Uno studio italiano pubblicato sul British Journal of Surgery evidenzia come il 77% degli ospedali che eseguono interventi di chirurgia del pancreas abbia un’esperienza insufficiente per garantire la necessaria sicurezza ai pazienti

Uno studio appena pubblicato sul British Journal of Surgery e condotto dal dottor Gianpaolo Balzano, chirurgo del Pancreas Center dell’IRCCS Ospedale San Raffaele, ha analizzato i dati sulla mortalità operatoria per gli interventi di resezione pancreatica eseguiti in Italia nel triennio 2014-2016: secondo questi numeri, forniti dal Ministero della Salute in forma anonima, dei 395 ospedali italiani censiti ben 300 (il 77% delle strutture) ha realizzato in media solo 3 interventi di chirurgia del pancreas all’anno. Un numero troppo basso, considerando che la chirurgia pancreatica è la più complessa della chirurgia addominale.

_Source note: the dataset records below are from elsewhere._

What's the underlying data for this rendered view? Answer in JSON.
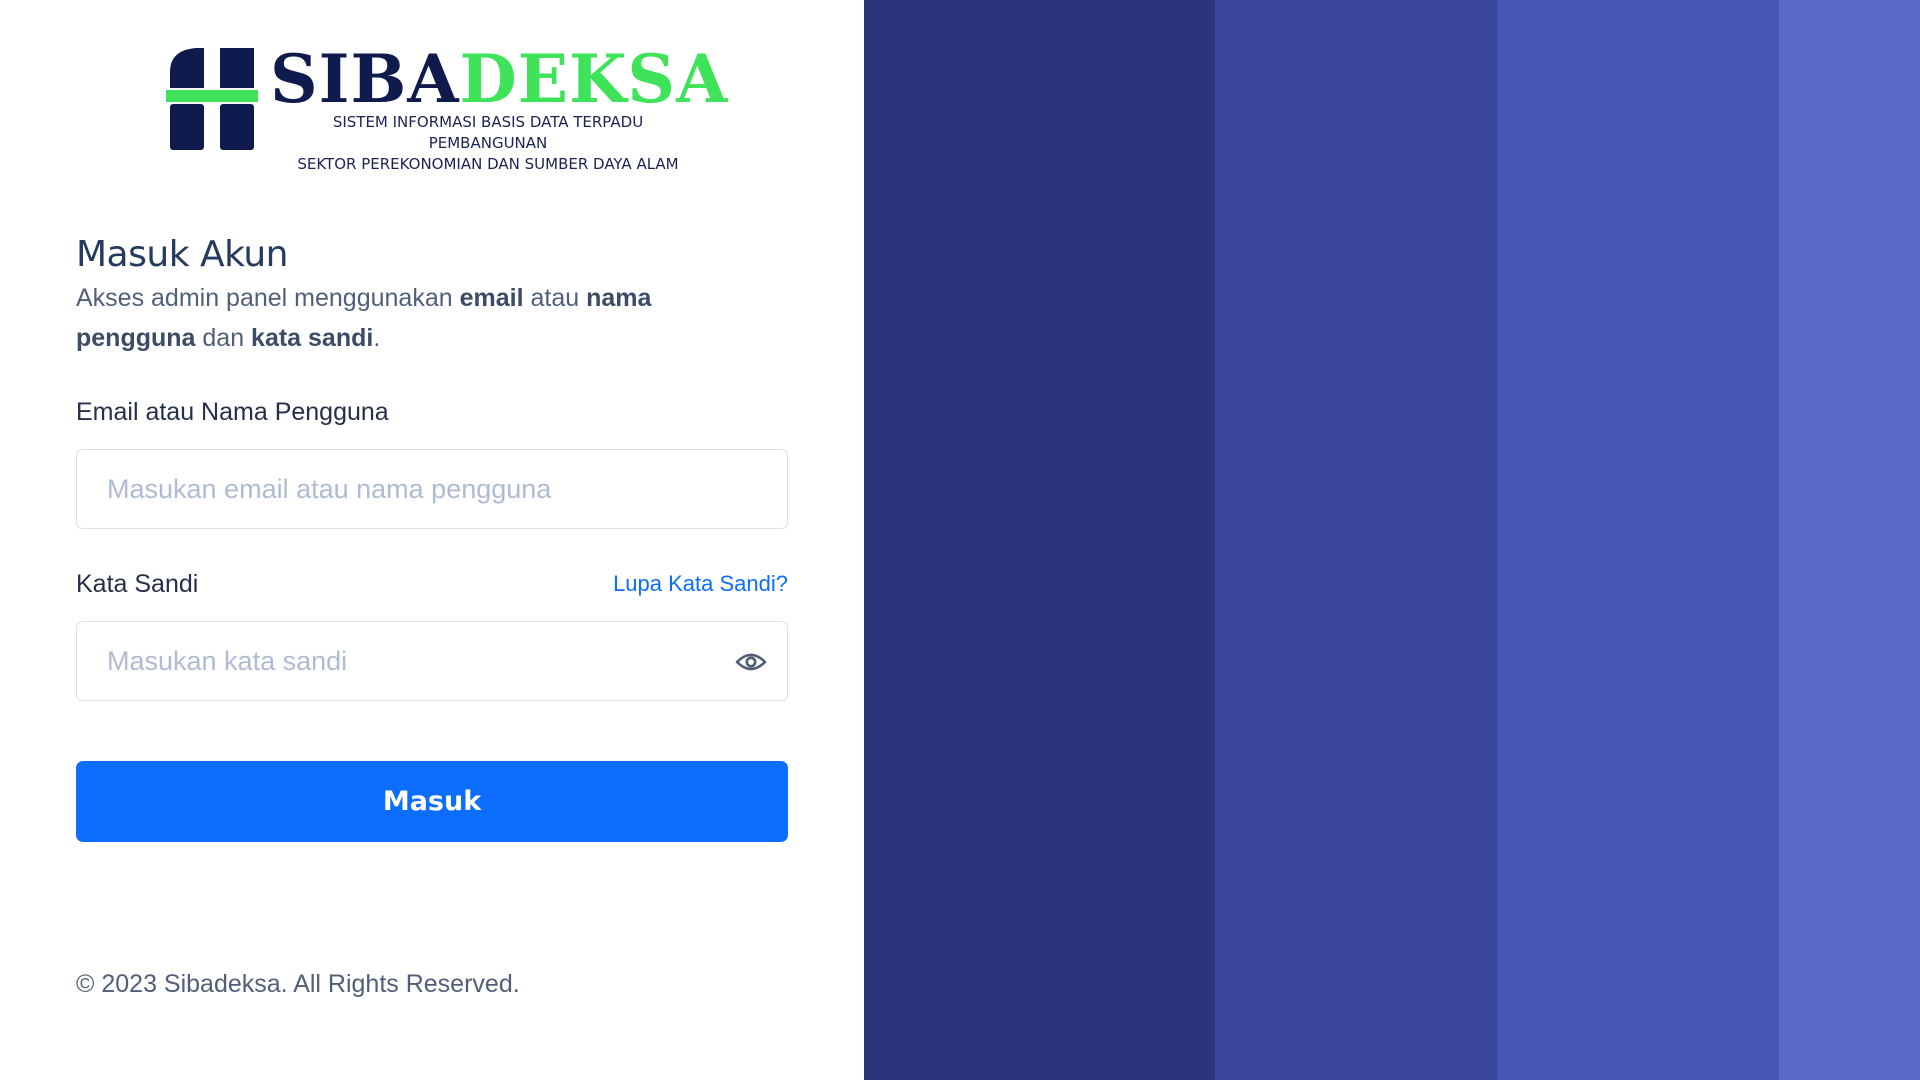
{
  "brand": {
    "word_part1": "SIBA",
    "word_part2": "DEKSA",
    "subtitle_line1": "SISTEM INFORMASI BASIS DATA TERPADU PEMBANGUNAN",
    "subtitle_line2": "SEKTOR PEREKONOMIAN DAN SUMBER DAYA ALAM",
    "colors": {
      "navy": "#0f1a4d",
      "green": "#3ee35a"
    }
  },
  "login": {
    "title": "Masuk Akun",
    "desc_1": "Akses admin panel menggunakan ",
    "desc_email": "email",
    "desc_2": " atau ",
    "desc_nama": "nama pengguna",
    "desc_3": " dan ",
    "desc_katasandi": "kata sandi",
    "desc_4": ".",
    "email_label": "Email atau Nama Pengguna",
    "email_placeholder": "Masukan email atau nama pengguna",
    "email_value": "",
    "password_label": "Kata Sandi",
    "forgot_label": "Lupa Kata Sandi?",
    "password_placeholder": "Masukan kata sandi",
    "password_value": "",
    "password_toggle_icon": "eye-icon",
    "submit_label": "Masuk"
  },
  "footer": {
    "copyright": "© 2023 Sibadeksa. All Rights Reserved."
  },
  "theme": {
    "accent": "#0d6efd",
    "stripes": [
      "#2b357c",
      "#3a459e",
      "#4756b6",
      "#5b69c8"
    ]
  }
}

Il risultato è che la mortalità media sul territorio nazionale è il 6.2%, ma il dato varia da un 3% nei centri più eccellenti e a maggior volume, fino a oltre il 25% in altri ospedali, con risultati disastrosi per i pazienti che si rivolgono a questi ultimi.

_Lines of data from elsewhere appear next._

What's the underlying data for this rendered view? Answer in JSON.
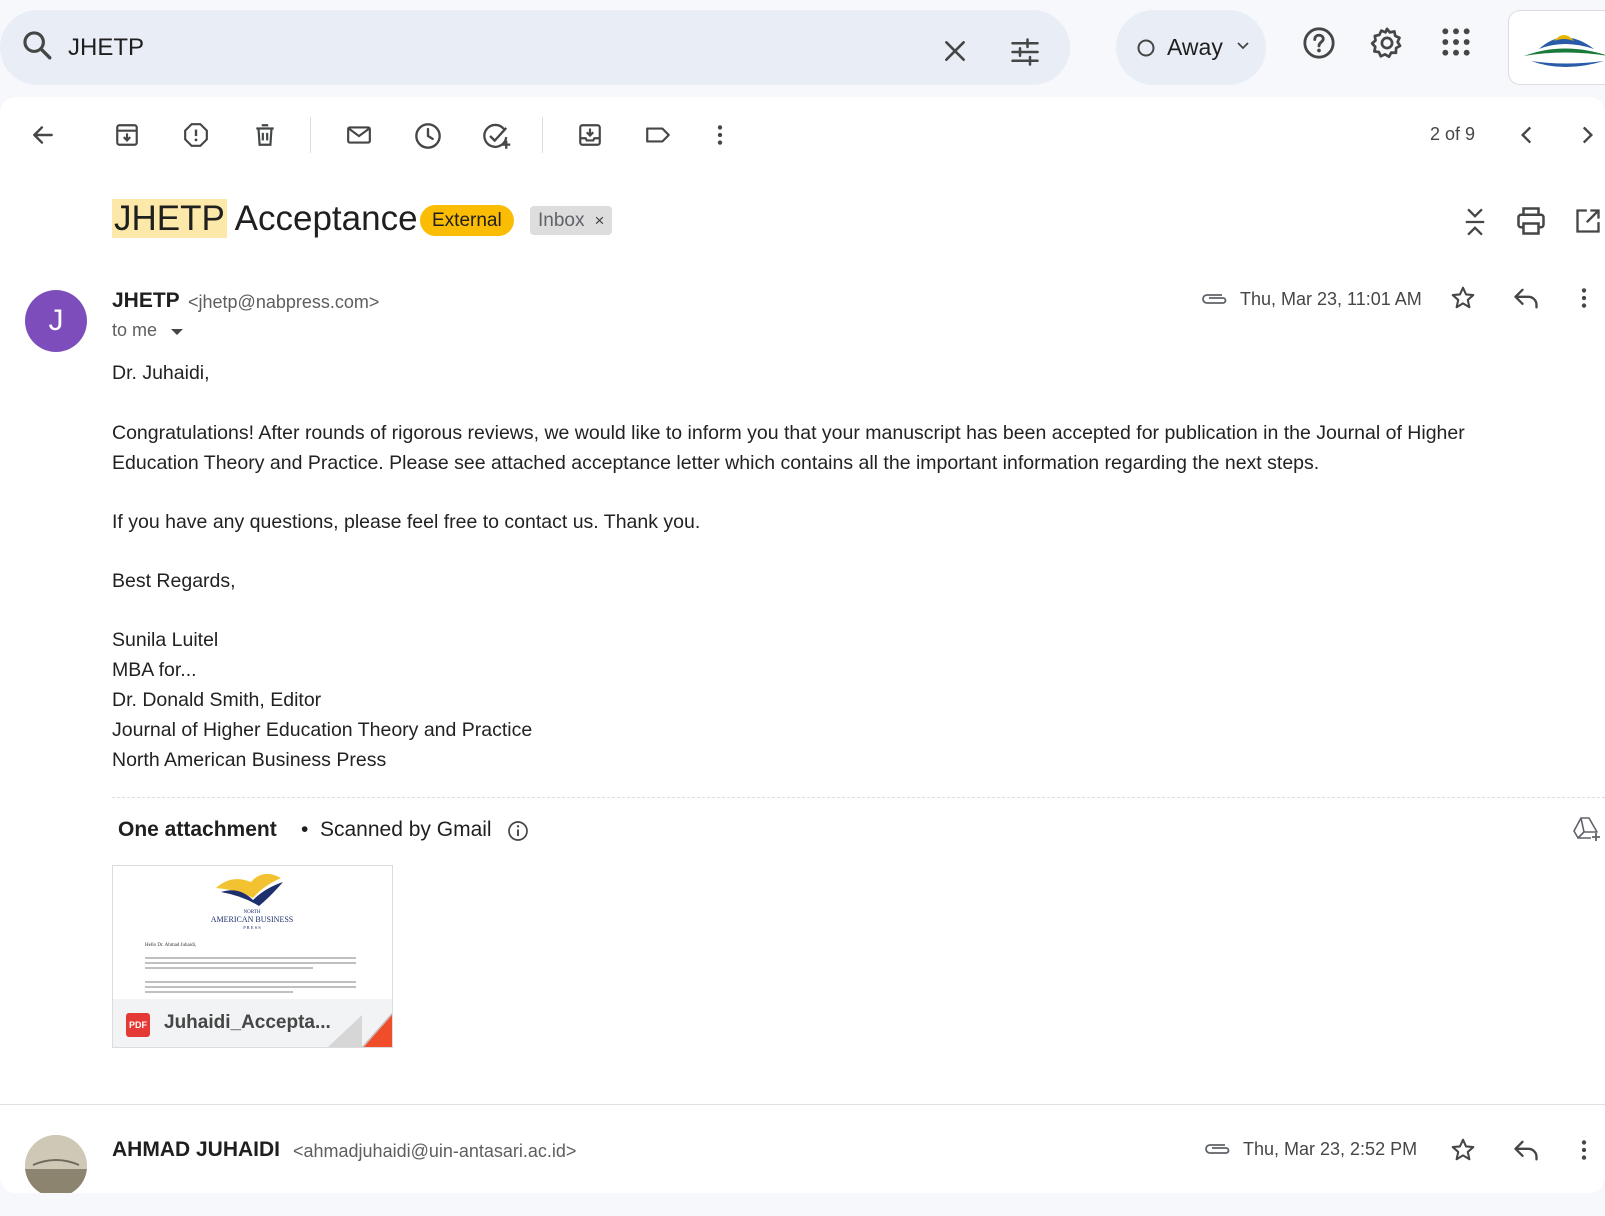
{
  "search": {
    "query": "JHETP",
    "icons": [
      "search-icon",
      "close-icon",
      "tune-icon"
    ]
  },
  "status": {
    "label": "Away"
  },
  "toolbar": {
    "icons": [
      "back-arrow-icon",
      "archive-icon",
      "report-spam-icon",
      "delete-icon",
      "mark-unread-icon",
      "snooze-icon",
      "add-task-icon",
      "move-to-icon",
      "label-icon",
      "more-vert-icon"
    ],
    "pager": "2 of 9"
  },
  "email": {
    "subject_highlight": "JHETP",
    "subject_rest": " Acceptance",
    "badge_external": "External",
    "badge_inbox": "Inbox",
    "badge_inbox_close": "×",
    "sender": {
      "initial": "J",
      "name": "JHETP",
      "email": "<jhetp@nabpress.com>",
      "to": "to me",
      "date": "Thu, Mar 23, 11:01 AM"
    },
    "body": {
      "greeting": "Dr. Juhaidi,",
      "para1_line1": "Congratulations! After rounds of rigorous reviews, we would like to inform you that your manuscript has been accepted for publication in the Journal of Higher",
      "para1_line2": "Education Theory and Practice. Please see attached acceptance letter which contains all the important information regarding the next steps.",
      "para2": "If you have any questions, please feel free to contact us. Thank you.",
      "closing": "Best Regards,",
      "sig1": "Sunila Luitel",
      "sig2": "MBA for...",
      "sig3": "Dr. Donald Smith, Editor",
      "sig4": "Journal of Higher Education Theory and Practice",
      "sig5": "North American Business Press"
    },
    "attachments": {
      "title": "One attachment",
      "separator": "•",
      "scanned": "Scanned by Gmail",
      "file_type": "PDF",
      "file_name": "Juhaidi_Accepta...",
      "preview": {
        "logo_line1": "NORTH",
        "logo_line2": "AMERICAN BUSINESS",
        "logo_line3": "P R E S S",
        "salutation": "Hello Dr. Ahmad Juhaidi,"
      }
    }
  },
  "reply": {
    "name": "AHMAD JUHAIDI",
    "email": "<ahmadjuhaidi@uin-antasari.ac.id>",
    "date": "Thu, Mar 23, 2:52 PM"
  },
  "colors": {
    "avatar_j": "#7c4dbb",
    "external_badge": "#fbbc04",
    "highlight": "#fce8a9",
    "pdf_red": "#e53935"
  }
}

Lo studio propone come soluzione di centralizzare la chirurgia pancreatica su scala nazionale.

“Se l’ospedale non ha l’esperienza sufficiente – commenta Gianpaolo Balzano – il paziente potrebbe non ricevere un trattamento adeguato. I risultati evidenziano che in 300 ospedali la mortalità per resezione pancreatica è superiore al 10%, tre volte più alta rispetto ai centri con maggiore esperienza. Questo significa che ogni anno 130 decessi potrebbero essere evitati se tutti i pazienti fossero curati in centri ad alta specializzazione”.

Permettere di operare al pancreas solo agli ospedali ad alto volume nella chirurgia pancreatica non è però sufficiente. Secondo lo studio, infatti, non tutti i centri che eseguono un numero di interventi sufficiente a consolidare un’esperienza adeguata in chirurgia del pancreas riescono a offrire una bassa mortalità. In alcuni ospedali questo rischio può essere comunque superiore al 20 o 25%, soprattutto se manca una specifica formazione in chirurgia pancreatica, oppure se l’ospedale non dispone dei servizi essenziali per gestire le frequenti complicanze post-operatorie.

Ecco perché, secondo i dati analizzati dai ricercatori, il miglior modello di centralizzazione consisterebbe nel permettere di operare al pancreas soltanto a quei centri che effettuano più di 10 resezioni all’anno e la cui mortalità operatoria è inferiore al 5%.

Da 395, gli ospedali accreditati diventerebbero 45. Attraverso questa scelta la mortalità media nazionale si dimezzerebbe, passando da 6.2% a 2.7%. “Occorre centralizzare la chirurgia pancreatica – continua Balzano –  restringendo il numero di centri abilitati per questo tipo di intervento e stabilendo rigide regole di accreditamento. In chirurgia pancreatica, le scelte di politica sanitaria possono salvare più vite di ogni innovazione tecnica: è questa la ragione per cui dovrebbero essere istituite le ‘Pancreas Unit’, con precise linee di indirizzo organizzative e assistenziali, analogamente a quanto fatto dalla Conferenza Stato-Regioni con l’istituzione delle ‘Breast Unit’ nel 2014.”